AFM zoekt grens tussen hulp en advies door pensioenfondsen

De AFM vindt het wenselijk dat pensioenfondsen de deelnemers meer inzicht geven in hun pensioensituatie, maar rept niet over vakbekwaamheid en level playing field.

“Om belemmeringen voor pensioenuitvoerders weg te nemen” heeft de AFM haar Leidraad Communicatie Pensioenuitvoerders met een achtste hoofdstuk aangevuld. Daarin verduidelijkt de toezichthouder de grens tussen het geven van inzicht en het geven van advies, “zodat de pensioensector weet in hoeverre zij de deelnemer verder mag en zou kunnen helpen zonder vergunningplichtig te worden.”

De wet biedt daar ruimte voor, schrijft de AFM. “In de relatie tussen pensioenfondsen en deelnemers is de Pensioenwet leidend en is de Wft in zeer beperkte mate van toepassing. Wanneer een pensioenfonds een deelnemer overzicht van en inzicht geeft in de eigen pensioensituatie, of hem begeleidt bij het maken van keuzes die onderdeel uitmaken van zijn pensioenregeling, verricht dit fonds geen ongeoorloofde nevenactiviteiten.”

Er mag geen sprake zijn van adviseren in de zin van de Wft. Een pensioenfonds mag dus niet een specifiek product van een specifieke aanbieder adviseren. Maar het pensioenfonds kan wel aangeven welke mogelijkheden de pensioenregeling biedt en op welke manier een deelnemer het best, gezien zijn individuele situatie, van die mogelijkheden gebruik kan maken.

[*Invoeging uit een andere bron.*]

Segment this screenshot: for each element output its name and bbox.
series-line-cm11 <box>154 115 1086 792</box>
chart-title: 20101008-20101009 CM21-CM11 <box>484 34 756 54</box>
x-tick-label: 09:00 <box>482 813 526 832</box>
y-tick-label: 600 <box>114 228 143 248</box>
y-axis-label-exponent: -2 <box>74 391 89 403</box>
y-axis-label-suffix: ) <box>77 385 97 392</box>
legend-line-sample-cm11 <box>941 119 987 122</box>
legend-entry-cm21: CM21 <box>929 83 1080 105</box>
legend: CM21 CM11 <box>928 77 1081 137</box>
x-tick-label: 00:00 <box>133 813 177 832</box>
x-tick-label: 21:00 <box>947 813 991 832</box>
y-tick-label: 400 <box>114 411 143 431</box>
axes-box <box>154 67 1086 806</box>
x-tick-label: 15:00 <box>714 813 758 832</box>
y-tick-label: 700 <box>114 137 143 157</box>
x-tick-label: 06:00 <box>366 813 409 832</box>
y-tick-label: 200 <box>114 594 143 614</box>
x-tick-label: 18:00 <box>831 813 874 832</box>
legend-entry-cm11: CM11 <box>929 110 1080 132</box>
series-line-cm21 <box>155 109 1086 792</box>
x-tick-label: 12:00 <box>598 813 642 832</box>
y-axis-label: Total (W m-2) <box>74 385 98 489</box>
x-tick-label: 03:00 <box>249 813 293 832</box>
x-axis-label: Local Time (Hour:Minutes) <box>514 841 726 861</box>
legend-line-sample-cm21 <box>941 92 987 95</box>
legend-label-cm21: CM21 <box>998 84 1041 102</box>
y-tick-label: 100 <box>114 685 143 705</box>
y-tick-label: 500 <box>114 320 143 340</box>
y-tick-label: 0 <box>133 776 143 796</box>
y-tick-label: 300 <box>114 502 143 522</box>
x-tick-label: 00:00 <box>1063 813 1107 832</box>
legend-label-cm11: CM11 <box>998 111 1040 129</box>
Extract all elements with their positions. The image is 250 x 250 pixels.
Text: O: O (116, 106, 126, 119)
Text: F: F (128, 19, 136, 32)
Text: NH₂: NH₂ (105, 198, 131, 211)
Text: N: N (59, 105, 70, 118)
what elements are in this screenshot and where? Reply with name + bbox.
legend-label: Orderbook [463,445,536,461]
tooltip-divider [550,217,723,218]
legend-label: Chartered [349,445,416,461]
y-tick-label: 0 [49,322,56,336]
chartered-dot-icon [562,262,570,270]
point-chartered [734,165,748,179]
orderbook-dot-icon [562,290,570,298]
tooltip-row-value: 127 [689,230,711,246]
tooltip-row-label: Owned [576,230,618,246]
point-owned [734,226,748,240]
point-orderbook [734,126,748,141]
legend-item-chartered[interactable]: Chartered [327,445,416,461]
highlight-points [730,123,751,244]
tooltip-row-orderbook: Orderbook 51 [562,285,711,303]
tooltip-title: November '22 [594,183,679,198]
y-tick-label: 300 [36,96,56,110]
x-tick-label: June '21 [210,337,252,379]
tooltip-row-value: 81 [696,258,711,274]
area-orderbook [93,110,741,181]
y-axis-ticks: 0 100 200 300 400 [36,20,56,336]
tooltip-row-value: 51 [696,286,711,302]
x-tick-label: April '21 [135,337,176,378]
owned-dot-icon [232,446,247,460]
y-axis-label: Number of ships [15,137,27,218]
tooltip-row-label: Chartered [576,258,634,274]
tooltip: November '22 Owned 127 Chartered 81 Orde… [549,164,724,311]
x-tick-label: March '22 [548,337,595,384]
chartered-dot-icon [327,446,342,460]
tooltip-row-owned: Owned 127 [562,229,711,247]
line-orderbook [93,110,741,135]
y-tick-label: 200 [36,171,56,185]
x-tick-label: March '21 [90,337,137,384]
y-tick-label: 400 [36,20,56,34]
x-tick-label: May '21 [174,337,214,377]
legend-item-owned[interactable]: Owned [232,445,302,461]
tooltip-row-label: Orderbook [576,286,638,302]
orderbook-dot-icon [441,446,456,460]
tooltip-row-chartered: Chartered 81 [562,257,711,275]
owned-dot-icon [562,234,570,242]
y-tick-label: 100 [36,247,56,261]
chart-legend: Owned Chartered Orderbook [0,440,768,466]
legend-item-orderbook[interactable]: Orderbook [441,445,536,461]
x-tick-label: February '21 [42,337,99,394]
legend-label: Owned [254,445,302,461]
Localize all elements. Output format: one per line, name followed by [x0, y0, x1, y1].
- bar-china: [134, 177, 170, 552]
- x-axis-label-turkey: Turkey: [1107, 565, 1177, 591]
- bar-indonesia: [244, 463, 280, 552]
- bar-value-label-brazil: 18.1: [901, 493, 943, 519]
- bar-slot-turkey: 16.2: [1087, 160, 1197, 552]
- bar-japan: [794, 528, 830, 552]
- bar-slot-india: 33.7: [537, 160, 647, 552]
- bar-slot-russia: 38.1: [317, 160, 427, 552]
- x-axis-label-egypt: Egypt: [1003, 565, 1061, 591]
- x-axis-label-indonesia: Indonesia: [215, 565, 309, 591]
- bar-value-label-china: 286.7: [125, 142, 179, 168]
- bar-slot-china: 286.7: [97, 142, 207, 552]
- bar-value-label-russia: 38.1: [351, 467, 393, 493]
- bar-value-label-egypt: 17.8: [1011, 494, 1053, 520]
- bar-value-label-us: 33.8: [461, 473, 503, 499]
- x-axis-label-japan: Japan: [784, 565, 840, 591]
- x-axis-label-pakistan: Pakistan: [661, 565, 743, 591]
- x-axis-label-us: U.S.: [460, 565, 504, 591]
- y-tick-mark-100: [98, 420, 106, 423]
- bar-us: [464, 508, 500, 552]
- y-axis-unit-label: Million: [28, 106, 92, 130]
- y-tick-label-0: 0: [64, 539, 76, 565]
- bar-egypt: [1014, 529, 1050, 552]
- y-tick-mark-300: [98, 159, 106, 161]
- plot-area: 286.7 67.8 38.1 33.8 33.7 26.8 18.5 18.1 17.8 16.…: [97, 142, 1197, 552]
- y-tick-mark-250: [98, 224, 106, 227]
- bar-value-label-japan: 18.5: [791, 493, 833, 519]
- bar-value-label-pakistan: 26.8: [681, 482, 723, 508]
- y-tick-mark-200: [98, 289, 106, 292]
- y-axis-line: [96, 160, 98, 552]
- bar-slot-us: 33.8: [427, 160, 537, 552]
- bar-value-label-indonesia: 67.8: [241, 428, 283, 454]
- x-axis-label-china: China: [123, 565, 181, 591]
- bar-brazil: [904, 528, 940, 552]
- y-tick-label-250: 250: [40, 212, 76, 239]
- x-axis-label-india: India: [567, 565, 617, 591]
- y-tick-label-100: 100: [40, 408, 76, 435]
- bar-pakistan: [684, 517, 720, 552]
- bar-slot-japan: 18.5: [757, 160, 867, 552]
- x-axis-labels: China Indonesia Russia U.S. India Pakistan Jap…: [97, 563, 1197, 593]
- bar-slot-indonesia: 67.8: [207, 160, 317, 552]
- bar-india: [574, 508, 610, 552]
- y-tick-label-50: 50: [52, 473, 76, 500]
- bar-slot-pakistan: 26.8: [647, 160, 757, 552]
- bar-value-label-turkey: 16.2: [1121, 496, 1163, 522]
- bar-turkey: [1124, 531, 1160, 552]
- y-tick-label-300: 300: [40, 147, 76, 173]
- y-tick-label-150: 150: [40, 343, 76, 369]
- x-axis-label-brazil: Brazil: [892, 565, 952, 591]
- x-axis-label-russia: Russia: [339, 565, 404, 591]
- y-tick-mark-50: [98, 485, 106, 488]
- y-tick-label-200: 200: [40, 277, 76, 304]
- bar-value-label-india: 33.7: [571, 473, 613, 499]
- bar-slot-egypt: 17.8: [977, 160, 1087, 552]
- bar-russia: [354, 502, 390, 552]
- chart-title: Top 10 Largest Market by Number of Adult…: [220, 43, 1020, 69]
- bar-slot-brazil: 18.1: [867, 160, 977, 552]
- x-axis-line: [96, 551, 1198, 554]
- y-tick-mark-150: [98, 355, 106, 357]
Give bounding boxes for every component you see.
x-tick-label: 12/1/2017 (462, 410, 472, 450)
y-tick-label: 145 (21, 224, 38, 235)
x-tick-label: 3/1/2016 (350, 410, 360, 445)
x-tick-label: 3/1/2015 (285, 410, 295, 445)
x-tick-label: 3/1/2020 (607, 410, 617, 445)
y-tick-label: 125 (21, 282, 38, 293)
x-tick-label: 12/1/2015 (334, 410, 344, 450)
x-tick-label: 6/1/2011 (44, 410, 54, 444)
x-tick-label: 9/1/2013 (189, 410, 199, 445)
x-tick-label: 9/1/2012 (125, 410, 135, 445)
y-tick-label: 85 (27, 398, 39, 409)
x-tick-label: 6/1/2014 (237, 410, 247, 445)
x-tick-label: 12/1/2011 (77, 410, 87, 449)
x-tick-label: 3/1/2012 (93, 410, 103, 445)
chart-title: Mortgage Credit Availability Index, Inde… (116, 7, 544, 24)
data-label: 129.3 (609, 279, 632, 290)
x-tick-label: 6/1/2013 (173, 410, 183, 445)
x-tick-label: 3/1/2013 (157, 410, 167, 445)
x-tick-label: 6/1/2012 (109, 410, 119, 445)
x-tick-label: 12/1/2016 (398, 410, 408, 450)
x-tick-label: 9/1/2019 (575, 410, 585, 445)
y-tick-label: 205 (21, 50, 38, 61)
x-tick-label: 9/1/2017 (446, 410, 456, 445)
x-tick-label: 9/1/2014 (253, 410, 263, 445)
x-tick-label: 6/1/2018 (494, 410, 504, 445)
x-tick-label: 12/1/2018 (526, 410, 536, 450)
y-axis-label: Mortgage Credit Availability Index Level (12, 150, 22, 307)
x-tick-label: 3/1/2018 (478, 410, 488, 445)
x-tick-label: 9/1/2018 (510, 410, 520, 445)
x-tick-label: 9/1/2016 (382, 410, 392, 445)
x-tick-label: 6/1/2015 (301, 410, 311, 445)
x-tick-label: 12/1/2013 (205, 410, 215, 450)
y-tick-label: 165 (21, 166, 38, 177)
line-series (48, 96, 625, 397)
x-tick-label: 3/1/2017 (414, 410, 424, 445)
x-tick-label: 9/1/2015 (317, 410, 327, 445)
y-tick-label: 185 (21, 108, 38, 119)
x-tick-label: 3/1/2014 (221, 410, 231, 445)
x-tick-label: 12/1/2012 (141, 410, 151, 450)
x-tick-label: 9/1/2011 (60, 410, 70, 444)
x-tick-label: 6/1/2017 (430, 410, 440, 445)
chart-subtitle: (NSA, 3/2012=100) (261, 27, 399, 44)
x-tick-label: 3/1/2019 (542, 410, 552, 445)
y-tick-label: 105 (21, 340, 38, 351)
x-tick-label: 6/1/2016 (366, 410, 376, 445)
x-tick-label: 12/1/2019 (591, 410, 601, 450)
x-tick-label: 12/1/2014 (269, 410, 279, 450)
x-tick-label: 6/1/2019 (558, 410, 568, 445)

“Zolang een (medewerker van een) een pensioenfonds (via diens pensioenuitvoeringsorganisatie) een aanbeveling aan een deelnemer doet die verband houdt met keuzes die te maken hebben met diens deelname aan de collectieve (basis- of aanvullende) werkgeverspensioenregeling, is sprake van geoorloofde activiteiten en geen sprake van advisering in de zin van de Wft.”

Findinet vindt:

Met zoveel woorden geeft de AFM dat een medewerker van een pensioenfonds de deelnemers “in algemene zin mag wijzen op aanvullende financiële mogelijkheden en de mogelijke noodzaak daarvan.”

Daar is gezien de bepalingen in de Wft geen speld tussen te krijgen. Wel rijst de vraag of minister De Jager dan op de goede weg is om de diplomaplicht slechts voor te schrijven voor medewerkers van financiële instellingen die adviseren volgens de definitie van de Wft.

Het wijzen op de noodzaak van aanvullende mogelijkheden staat praktisch gezien vrijwel gelijk aan een financieel advies. Zeker als de deelnemer vanuit een ander loket een aanbod krijgt voor een product waarmee hij het pensioengat kan dichten. Dat kan de praktijk zijn bij vooral de grotere bedrijfstakpensioenfondsen.

Hoe dan ook, de AFM heeft in de uitleg van de regels van Pensioenwet en Wft het gelijk aan haar zijde, maar dat is slechts deel van het verhaal. Het borgen van vakbekwaamheid en een gelijk speelveld zijn minstens even belangrijke onderdelen die in deze leidraad niet aan de orde komen.